Casey noted that he, his counterpart Dan Hudder, and Galante all have worked in high schools equipped with cameras inside.
Casey presented data that he said would back up the need for surveillance.
In the BHS school year 2018-19, he said, there were 90 “incidents in which cameras could have proved useful or helpful or to resolve certain issues, investigations, or concerns.” The following year, which ended abruptly with the lockdown in March 2020, there were 50 incidents.
Tracking stopped until last February, Casey said, when there was “a very public incident when racial slurs were plastered all over the school building.” Over the next four months, he said, there were 80 incidents.
In 2018-19, he continued, 37 percent of the incidents were categorized as “safety,” which could mean something as simple as a student going to get something out of a car without authorization to leave the building. The other prominent categories were vandalism (21 percent), and theft (10.5 percent).
Almost half of the current year’s incidents have something to do with vaping, Casey said, resulting from the use of recently-installed vaping sensors.
He enumerated the challenges posed by the status quo: parent/caregiver and student concern about safety; building insecurity; emotional, physical, and financial costs. Last week, he said, a staff member discovered a student bathroom partition that has been detached.

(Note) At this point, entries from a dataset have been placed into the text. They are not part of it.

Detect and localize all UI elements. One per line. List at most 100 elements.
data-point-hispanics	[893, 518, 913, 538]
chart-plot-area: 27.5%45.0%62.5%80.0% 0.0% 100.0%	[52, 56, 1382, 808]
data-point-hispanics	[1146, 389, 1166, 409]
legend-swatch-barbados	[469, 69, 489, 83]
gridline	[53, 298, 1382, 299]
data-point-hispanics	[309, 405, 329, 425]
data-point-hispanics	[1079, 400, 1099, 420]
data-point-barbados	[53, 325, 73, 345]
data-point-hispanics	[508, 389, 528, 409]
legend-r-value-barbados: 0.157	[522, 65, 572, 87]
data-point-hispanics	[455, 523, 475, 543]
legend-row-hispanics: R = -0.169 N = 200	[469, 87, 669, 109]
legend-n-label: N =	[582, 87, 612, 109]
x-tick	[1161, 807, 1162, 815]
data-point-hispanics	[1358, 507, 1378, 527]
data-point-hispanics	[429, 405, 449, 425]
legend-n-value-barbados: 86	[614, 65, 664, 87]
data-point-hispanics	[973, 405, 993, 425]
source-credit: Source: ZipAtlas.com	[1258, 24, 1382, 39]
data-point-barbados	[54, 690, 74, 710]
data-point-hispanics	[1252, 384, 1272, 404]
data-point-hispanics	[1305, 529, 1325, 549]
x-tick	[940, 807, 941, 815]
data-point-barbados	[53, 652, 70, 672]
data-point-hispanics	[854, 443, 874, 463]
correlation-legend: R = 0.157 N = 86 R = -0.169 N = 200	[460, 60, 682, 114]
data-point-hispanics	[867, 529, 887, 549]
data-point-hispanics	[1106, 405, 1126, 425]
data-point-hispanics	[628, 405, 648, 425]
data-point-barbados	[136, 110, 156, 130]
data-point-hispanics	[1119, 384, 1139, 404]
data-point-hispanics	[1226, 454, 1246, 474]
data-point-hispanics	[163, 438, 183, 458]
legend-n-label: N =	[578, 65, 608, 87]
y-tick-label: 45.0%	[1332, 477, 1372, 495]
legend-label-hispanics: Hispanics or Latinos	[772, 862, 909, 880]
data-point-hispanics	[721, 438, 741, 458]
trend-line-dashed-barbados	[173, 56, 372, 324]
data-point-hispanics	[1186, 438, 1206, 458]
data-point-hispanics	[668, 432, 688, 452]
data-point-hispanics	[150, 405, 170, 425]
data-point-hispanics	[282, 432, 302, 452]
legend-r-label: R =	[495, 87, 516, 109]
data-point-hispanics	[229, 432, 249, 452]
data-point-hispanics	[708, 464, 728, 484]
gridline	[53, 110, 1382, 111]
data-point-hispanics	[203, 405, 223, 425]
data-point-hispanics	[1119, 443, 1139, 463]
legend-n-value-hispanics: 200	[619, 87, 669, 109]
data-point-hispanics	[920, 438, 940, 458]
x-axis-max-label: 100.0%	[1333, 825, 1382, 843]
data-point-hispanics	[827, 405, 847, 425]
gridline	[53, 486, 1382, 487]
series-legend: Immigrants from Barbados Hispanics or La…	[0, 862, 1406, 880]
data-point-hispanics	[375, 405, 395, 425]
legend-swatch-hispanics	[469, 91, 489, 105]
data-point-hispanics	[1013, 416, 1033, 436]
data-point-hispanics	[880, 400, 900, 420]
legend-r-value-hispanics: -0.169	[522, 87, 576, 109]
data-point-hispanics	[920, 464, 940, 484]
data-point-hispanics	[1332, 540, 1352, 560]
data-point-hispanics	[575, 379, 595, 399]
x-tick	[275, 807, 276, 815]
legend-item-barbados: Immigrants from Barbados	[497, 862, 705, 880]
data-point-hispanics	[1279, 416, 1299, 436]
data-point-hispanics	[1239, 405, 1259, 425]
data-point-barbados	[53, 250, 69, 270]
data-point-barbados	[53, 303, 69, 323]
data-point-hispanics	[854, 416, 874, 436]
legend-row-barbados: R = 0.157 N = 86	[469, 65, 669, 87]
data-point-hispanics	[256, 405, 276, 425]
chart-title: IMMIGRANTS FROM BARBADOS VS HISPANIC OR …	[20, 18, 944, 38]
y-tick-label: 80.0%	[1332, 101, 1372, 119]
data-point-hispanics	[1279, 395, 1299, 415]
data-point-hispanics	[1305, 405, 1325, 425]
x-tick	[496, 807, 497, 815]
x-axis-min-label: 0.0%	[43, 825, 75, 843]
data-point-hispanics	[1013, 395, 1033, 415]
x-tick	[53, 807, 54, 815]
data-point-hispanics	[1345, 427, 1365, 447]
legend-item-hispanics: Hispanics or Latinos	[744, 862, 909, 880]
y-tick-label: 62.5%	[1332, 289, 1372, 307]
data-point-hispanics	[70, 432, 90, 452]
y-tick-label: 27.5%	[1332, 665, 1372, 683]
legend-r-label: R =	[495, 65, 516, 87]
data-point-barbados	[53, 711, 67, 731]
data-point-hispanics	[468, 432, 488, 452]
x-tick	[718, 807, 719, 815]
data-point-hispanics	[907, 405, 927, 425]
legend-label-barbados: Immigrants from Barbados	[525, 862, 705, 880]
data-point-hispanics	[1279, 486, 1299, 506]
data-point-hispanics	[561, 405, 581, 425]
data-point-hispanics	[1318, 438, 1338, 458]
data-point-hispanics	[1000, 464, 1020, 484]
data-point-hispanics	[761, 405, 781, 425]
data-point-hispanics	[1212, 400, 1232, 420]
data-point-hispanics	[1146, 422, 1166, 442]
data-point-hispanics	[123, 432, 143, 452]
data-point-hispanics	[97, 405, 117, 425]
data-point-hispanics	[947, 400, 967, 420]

Committee member Sarah Scoville noted that there are no plans to install cameras in bathrooms, though hallway cameras could identify who goes in and out.
Student Vivian Liu said if cameras are installed, “students and staff will definitely feel more comfortable.” She added, “I know someone physically affected by bullying,” and the perpetrator was never identified.
The camera plan “will have my full endorsement,” said committee member Dan Brosgol. “It’s well past time. There are dozens of existing policies we can draw on.”